Terça-feira, 26 de Outubro de 2010

 

Como é do conhecimento geral, o país está mergulhado numa crise gravíssima e os responsáveis políticos, quer governamentais quer do maior partido da oposição, não poupam esforços para chegar a um acordo responsável e patriótico que nos permita ultrapassar este angustioso passo da nossa vida colectiva. Lamentável e profundamente entristecedor para qualquer português que se preze é o facto de nem toda a oposição seguir este exemplo de dignidade e de abnegação perante os superiores interesses da nação, dando mostras de compreensão das dificuldades por que o país passa nem dê um contributo válido para a sua superação, o que passaria necessariamente por ter de adoptar uma atitude construtiva em relação às inevitáveis medidas de austeridade que estão a ser implementadas.

 

Duma publicação de que sou leitor habitual, respiguei alguns números que dão uma ideia aproximada da dimensão da crise a que me venho referindo. Passo a referi-los:

 

  • No primeiro semestre de 2010, as 23 maiores empresas portuguesas obtiveram 2.913.028.265 € de lucros;
  • O BES, o BCP, o BPI e o Totta, cujos administradores, numa atitude que só os honra e é bem demonstrativa do seu patriotismo, foram recentemente aconselhar Governo e PSD  a não comprometerem a estabilidade política, tiveram 893.930.000 de lucros no mesmo lapso de tempo;
  • A EDP, nesses mesmos seis meses, auferiu 639.400.000 € e anunciou que vai aumentar em 3,8% as nossas próximas facturas de electricidade, sem o que a viabilidade da empresa ficará em risco;
  • A Galp, cuja periclitante situação financeira é bem conhecida, viu os seus lucros aumentarem apenas 89%;
  • Por cada dia que passa, o capital arrecada 16.000.000€ de lucro;
  • A cada 30 segundos, os lucros dos grandes grupos e empresas nacionais totalizam mais do que um ano inteiro de Salário Mínimo Nacional;
  • O aumento do SMN para 500€ em 2011 - acordado na Concertação Social entre todos os parceiros sociais - poderá não se concretizar, pois, representando um aumento de 0,80€ por dia, constituiria um enorme factor de risco para o equilíbrio das contas públicas.
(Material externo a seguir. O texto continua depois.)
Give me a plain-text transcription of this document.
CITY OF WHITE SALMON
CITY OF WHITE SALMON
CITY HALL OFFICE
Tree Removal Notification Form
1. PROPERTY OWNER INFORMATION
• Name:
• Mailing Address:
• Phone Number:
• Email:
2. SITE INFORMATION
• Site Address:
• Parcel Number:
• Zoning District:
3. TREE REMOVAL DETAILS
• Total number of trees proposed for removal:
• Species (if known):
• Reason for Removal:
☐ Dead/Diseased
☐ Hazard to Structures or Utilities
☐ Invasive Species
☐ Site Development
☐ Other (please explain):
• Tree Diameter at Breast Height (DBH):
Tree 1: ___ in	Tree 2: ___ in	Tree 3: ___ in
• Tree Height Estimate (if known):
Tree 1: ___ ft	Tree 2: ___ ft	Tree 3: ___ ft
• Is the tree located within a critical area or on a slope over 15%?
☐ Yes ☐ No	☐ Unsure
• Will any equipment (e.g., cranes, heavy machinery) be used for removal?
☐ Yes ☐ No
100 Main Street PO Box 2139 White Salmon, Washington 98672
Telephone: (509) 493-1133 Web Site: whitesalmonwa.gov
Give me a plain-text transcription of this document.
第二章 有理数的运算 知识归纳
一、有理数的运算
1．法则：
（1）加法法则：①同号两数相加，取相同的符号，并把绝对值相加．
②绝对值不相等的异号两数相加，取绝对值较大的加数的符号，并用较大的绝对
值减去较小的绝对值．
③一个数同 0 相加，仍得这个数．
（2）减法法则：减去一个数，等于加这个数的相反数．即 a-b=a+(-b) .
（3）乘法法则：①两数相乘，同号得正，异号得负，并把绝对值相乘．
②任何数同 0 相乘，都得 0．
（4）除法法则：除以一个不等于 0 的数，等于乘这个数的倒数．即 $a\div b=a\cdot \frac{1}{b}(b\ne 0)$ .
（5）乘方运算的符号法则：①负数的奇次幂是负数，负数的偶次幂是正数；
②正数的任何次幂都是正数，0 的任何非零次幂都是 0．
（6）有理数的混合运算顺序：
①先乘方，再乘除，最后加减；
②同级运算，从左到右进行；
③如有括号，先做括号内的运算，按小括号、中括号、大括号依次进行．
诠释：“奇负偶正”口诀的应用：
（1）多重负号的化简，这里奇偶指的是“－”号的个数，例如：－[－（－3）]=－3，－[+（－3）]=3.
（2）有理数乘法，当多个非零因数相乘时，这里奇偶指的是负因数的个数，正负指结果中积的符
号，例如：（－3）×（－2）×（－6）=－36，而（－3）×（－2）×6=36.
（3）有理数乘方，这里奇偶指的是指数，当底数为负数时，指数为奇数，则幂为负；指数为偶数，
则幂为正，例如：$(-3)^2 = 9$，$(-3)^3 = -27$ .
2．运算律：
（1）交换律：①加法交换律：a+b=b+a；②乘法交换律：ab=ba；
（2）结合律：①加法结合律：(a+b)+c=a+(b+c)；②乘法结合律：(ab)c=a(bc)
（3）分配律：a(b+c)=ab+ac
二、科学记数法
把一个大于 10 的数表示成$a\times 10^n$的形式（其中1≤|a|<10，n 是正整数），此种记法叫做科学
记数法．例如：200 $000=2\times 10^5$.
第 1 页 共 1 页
Perante o negrume deste cenário, não é necessário ser particularmente astuto para se compreender que as medidas já implementadas e as que se anunciam em vários Pactos de Estabilidade e Crescimento, bem como no Orçamento de Estado - objecto de aturadas negociações entre Governo e PSD, inclusive ao fim-de-semana - são inevitáveis, ainda que sejam também de cortar o coração do ministro da Finanças e de outros portugueses sensíveis.

 

Nestas circunstâncias, não posso deixar de deplorar que ainda haja partidos capazes de produzirem afirmações deste calibre: "Na sequência de sucessivos pacotes de medidas restritivas e anti-sociais, o último dos quais anunciado a 29 de Setembro, o Governo apresenta uma proposta de Orçamento de Estado para 2011 que confirma a natureza de classe da política que PS e PSD têm em curso, ao serviço dos grandes grupos económicos e do capital financeiro, com a cumplicidade do CDS-PP e o patrocínio do Presidente da República." (Comunicado do Comité Central do PCP, 17/10/2010)

 

Com declarações destas, mais não faz o PCP do que reproduzir a estafada cassette marxista a que nos habituou, mas sem lograr os seus intentos. É que, felizmente, o povo português faz-lhe orelhas moucas. Se o escutasse - ai de nós! -, as agências de rating não nos dariam tréguas, os mercados financeiros esmagar-nos-iam com elevadíssimas taxas de juro, os nossos aliados germânicos brandiriam na nossa direcção o fantasma do afastamento da zona euro, em suma, o país mergulharia numa crise gravíssima. Livra! Do que nós nos livrámos!